Lateral Capacity of Rigid Caisson

[ghgeo]

I need to analyze a reinforced concrete caisson that will support a sound barrier wall that is subjected to wind loads. The caisson is to be 3.0 ft in diameter; the top of caisson is located 1.5 ft below ground surface; and the caisson length is 12.5 ft. I’ve attached a sketch showing the applicable geometry.

The caisson width and length come from approved DOT design drawings. However, these drawings are only applicable when the ground surface is level. Since the adjacent ground is to be sloped, I need to do a site specific design.

I have the basic understanding of how to run a Com624 lateral analysis, but based on the depth to width ratio of this caisson, I would think it would act like a “rigid” pile and the Com624 analysis isn’t really applicable?

All of my available references explain the difference between a flexible pile and rigid pile, discuss how to perform a lateral analysis of flexible piles, but skip over the lateral analysis of a rigid pile.

So, I’m looking for any suggested references, methods, hints, tips, etc., on how to approach this analysis.

Thanks!

 

[FixedEarth]

In the following link, there is a great program called POLEFDN. Use it solve your required embedment after entering soil data and loading data.

http://www.steeltools.org/STEELTOOL...?UserKey=bd227887-bcb8-4012-baf5-6621c8ac8032

If you want more analysis like shear, moement and deflection with depth, "Foundations and Earth Retaining Structures" book by Budhu has a free software called APILES.

 

[rscassar]

ghgeo

I would completely ignore the top 5' where the slope is located. The piling design code I use ignores the top 1.5*pile diameter to allow for soil shrinkage away from the pile.

For your example, I would have something like this:

*see attachment*

Mr. Tomanovich excel spreadsheet abilities are just awesome.

The forces I have used in the attachment are estimates based on what a pole of similar dimensions would be designed in my area. I also used metric units so there may be some rounding errors as I convert back and forth between units.

thread507-278480
thread507-254169

The above are some similar threads that have occurred recently.

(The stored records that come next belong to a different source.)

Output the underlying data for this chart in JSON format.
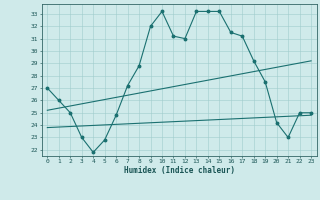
{
  "xlabel": "Humidex (Indice chaleur)",
  "background_color": "#cfeaea",
  "line_color": "#1a7070",
  "xlim": [
    -0.5,
    23.5
  ],
  "ylim": [
    21.5,
    33.8
  ],
  "yticks": [
    22,
    23,
    24,
    25,
    26,
    27,
    28,
    29,
    30,
    31,
    32,
    33
  ],
  "xticks": [
    0,
    1,
    2,
    3,
    4,
    5,
    6,
    7,
    8,
    9,
    10,
    11,
    12,
    13,
    14,
    15,
    16,
    17,
    18,
    19,
    20,
    21,
    22,
    23
  ],
  "curve1_x": [
    0,
    1,
    2,
    3,
    4,
    5,
    6,
    7,
    8,
    9,
    10,
    11,
    12,
    13,
    14,
    15,
    16,
    17,
    18,
    19,
    20,
    21,
    22,
    23
  ],
  "curve1_y": [
    27.0,
    26.0,
    25.0,
    23.0,
    21.8,
    22.8,
    24.8,
    27.2,
    28.8,
    32.0,
    33.2,
    31.2,
    31.0,
    33.2,
    33.2,
    33.2,
    31.5,
    31.2,
    29.2,
    27.5,
    24.2,
    23.0,
    25.0,
    25.0
  ],
  "curve2_x": [
    0,
    23
  ],
  "curve2_y": [
    25.2,
    29.2
  ],
  "curve3_x": [
    0,
    23
  ],
  "curve3_y": [
    23.8,
    24.8
  ]
}
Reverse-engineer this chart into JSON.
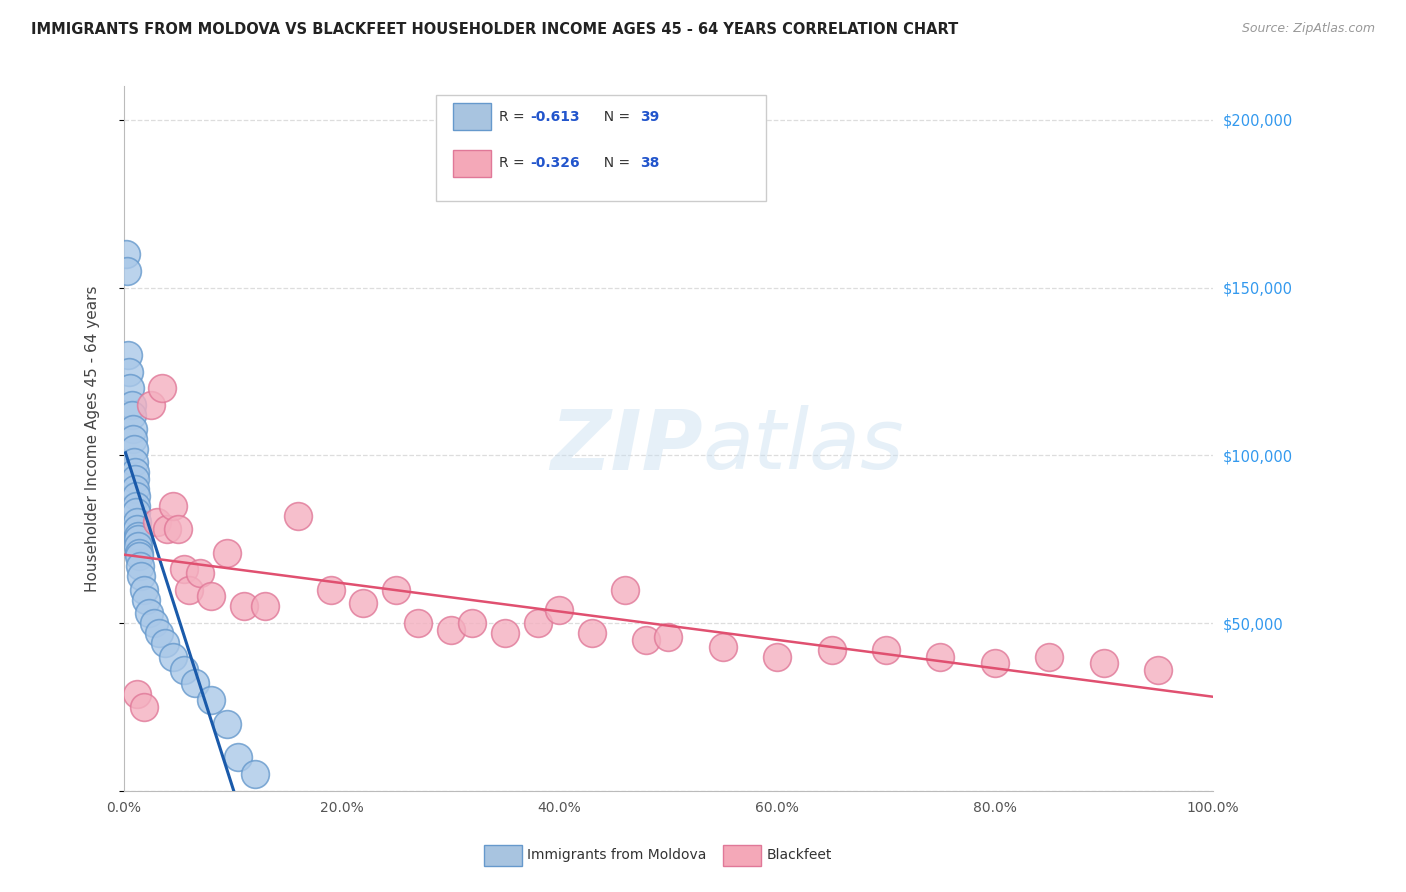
{
  "title": "IMMIGRANTS FROM MOLDOVA VS BLACKFEET HOUSEHOLDER INCOME AGES 45 - 64 YEARS CORRELATION CHART",
  "source": "Source: ZipAtlas.com",
  "ylabel": "Householder Income Ages 45 - 64 years",
  "legend_1_r": "-0.613",
  "legend_1_n": "39",
  "legend_2_r": "-0.326",
  "legend_2_n": "38",
  "legend_1_color": "#a8c4e0",
  "legend_2_color": "#f4a8b8",
  "scatter_color_blue": "#aac8e8",
  "scatter_color_pink": "#f4b0c0",
  "scatter_edge_blue": "#6699cc",
  "scatter_edge_pink": "#e07898",
  "trendline_blue": "#1a5aaa",
  "trendline_pink": "#e05070",
  "grid_color": "#dddddd",
  "background": "#ffffff",
  "moldova_x": [
    0.15,
    0.25,
    0.4,
    0.5,
    0.6,
    0.7,
    0.7,
    0.8,
    0.85,
    0.9,
    0.9,
    1.0,
    1.0,
    1.05,
    1.1,
    1.1,
    1.15,
    1.2,
    1.2,
    1.25,
    1.3,
    1.3,
    1.35,
    1.4,
    1.5,
    1.6,
    1.8,
    2.0,
    2.3,
    2.8,
    3.2,
    3.8,
    4.5,
    5.5,
    6.5,
    8.0,
    9.5,
    10.5,
    12.0
  ],
  "moldova_y": [
    160000,
    155000,
    130000,
    125000,
    120000,
    115000,
    112000,
    108000,
    105000,
    102000,
    98000,
    95000,
    93000,
    90000,
    88000,
    85000,
    83000,
    80000,
    78000,
    76000,
    75000,
    73000,
    71000,
    70000,
    67000,
    64000,
    60000,
    57000,
    53000,
    50000,
    47000,
    44000,
    40000,
    36000,
    32000,
    27000,
    20000,
    10000,
    5000
  ],
  "blackfeet_x": [
    1.2,
    1.8,
    2.5,
    3.0,
    3.5,
    4.0,
    4.5,
    5.0,
    5.5,
    6.0,
    7.0,
    8.0,
    9.5,
    11.0,
    13.0,
    16.0,
    19.0,
    22.0,
    25.0,
    27.0,
    30.0,
    32.0,
    35.0,
    38.0,
    40.0,
    43.0,
    46.0,
    48.0,
    50.0,
    55.0,
    60.0,
    65.0,
    70.0,
    75.0,
    80.0,
    85.0,
    90.0,
    95.0
  ],
  "blackfeet_y": [
    29000,
    25000,
    115000,
    80000,
    120000,
    78000,
    85000,
    78000,
    66000,
    60000,
    65000,
    58000,
    71000,
    55000,
    55000,
    82000,
    60000,
    56000,
    60000,
    50000,
    48000,
    50000,
    47000,
    50000,
    54000,
    47000,
    60000,
    45000,
    46000,
    43000,
    40000,
    42000,
    42000,
    40000,
    38000,
    40000,
    38000,
    36000
  ],
  "xlim": [
    0,
    100
  ],
  "ylim": [
    0,
    210000
  ],
  "yticks": [
    0,
    50000,
    100000,
    150000,
    200000
  ],
  "right_yticklabels": [
    "",
    "$50,000",
    "$100,000",
    "$150,000",
    "$200,000"
  ],
  "figsize": [
    14.06,
    8.92
  ],
  "dpi": 100
}
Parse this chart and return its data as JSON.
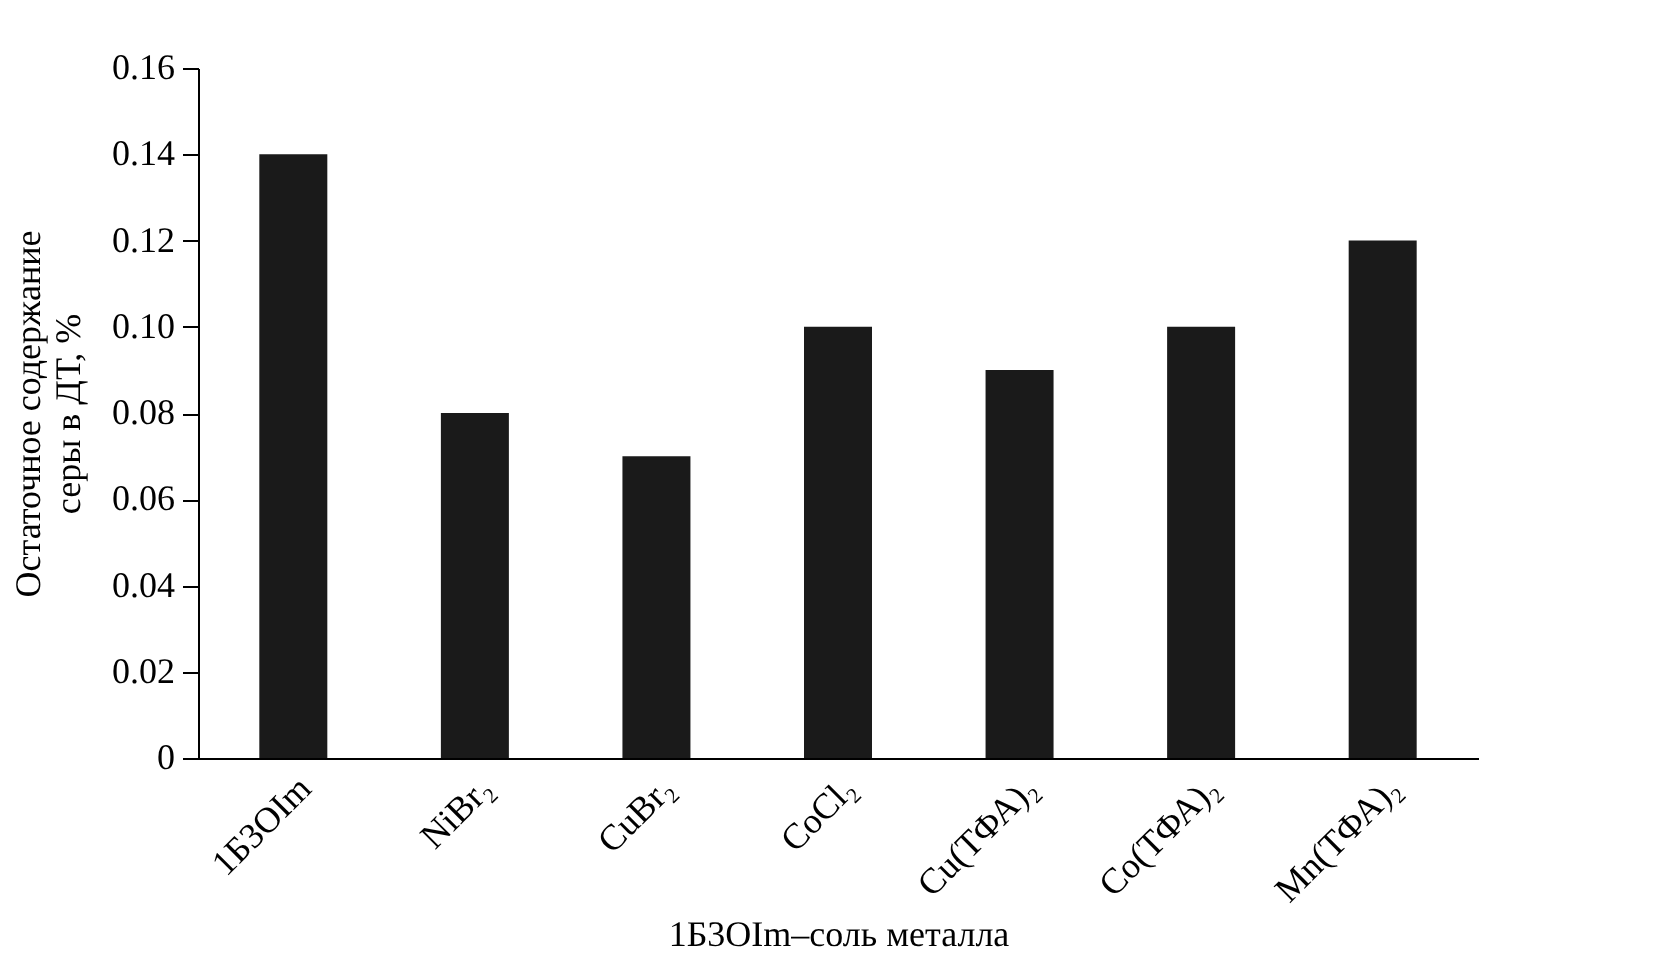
{
  "chart_data": {
    "type": "bar",
    "xlabel": "1Б3OIm–соль металла",
    "ylabel": "Остаточное содержание\nсеры в ДТ, %",
    "categories": [
      "1Б3OIm",
      "NiBr₂",
      "CuBr₂",
      "CoCl₂",
      "Cu(ТФА)₂",
      "Co(ТФА)₂",
      "Mn(ТФА)₂"
    ],
    "values": [
      0.14,
      0.08,
      0.07,
      0.1,
      0.09,
      0.1,
      0.12
    ],
    "color": "#1a1a1a",
    "ylim": [
      0,
      0.16
    ],
    "yticks": [
      0,
      0.02,
      0.04,
      0.06,
      0.08,
      {
        "value": 0.1,
        "label": "0.10"
      },
      0.12,
      0.14,
      0.16
    ],
    "grid": false
  }
}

Important things to note on your drawings will be the lateral load on the caisson. The geotechnical engineer will need to confirm whether the soil will have the capacity to develop the passive pressures either side of the pile. I am not a geotechnical engineer, but what I have done in the past is asked the geotechnical engineer to confirm the undrained shear strength of the soil (Cu or Su depending on region), multiplied this by 9 (i.e. 9*Cu) to calculate the passive resistance provided.

All the best.

 

[VoyageofDiscovery]

What Code are you required to design to?

 

[six06]

kikflip. That assumption of not considering the first 5 ft is usually normal to do if you have cohesive soils. Also that way of estimating/approximating the passive pressure is for cohesive soils also.

ghgeo. There is a very good method called strain wedge model (SWM) for analyzing laterally loaded piles. Its very good documented and there are two versions of a software based on this method that you can use (one free the other is not). The creator of the method are M. Ashour and Norris.

This method allows you to analyze any type of piles (rigid or flexible) and you can include the slope effect to. Because what happens is that you probably dont have enough soil to generate all the passive resistance. But, considering the size of the pile, maybe you wont really need a lot. Remember that piles the problem of piles under lateral loads is a soil structure interaction problem that depends on both, the soil and pile properties.

One good thing about the method is that you dont need to deal with P-Y curves and the method takes into consideration the flexural stiffness of the pile which will give you more realistic results.

 

[six06]

i forgot to mention the names. One is SWM 6.1 (Payed) DFSAP (free).

 

[VoyageofDiscovery]

Chances are if you have any kind of decent soil, deflection/rotation of top of footing will govern.

Typically, you need at least 0.02 radians to mobilize full passive pressure which is at a ultimate state.

Try to limit your top of footing rotations to 0.005 to 0.01 radians in service.

HTH

 

[paulyshore]

AASHTO 1989-with 1992 and 2002 interim, "Guide specification for structural design of sound barriers" ($60 at the AASHTO bookstore) gives a procedure which 'may be used'.
Basically you construct the net pressure diagrams for each side (uphill or flat and downhill, using the graphs to determine reduced kp on the downhill side), then assume the embdment depth and hinge point to balance the lateral force and moment.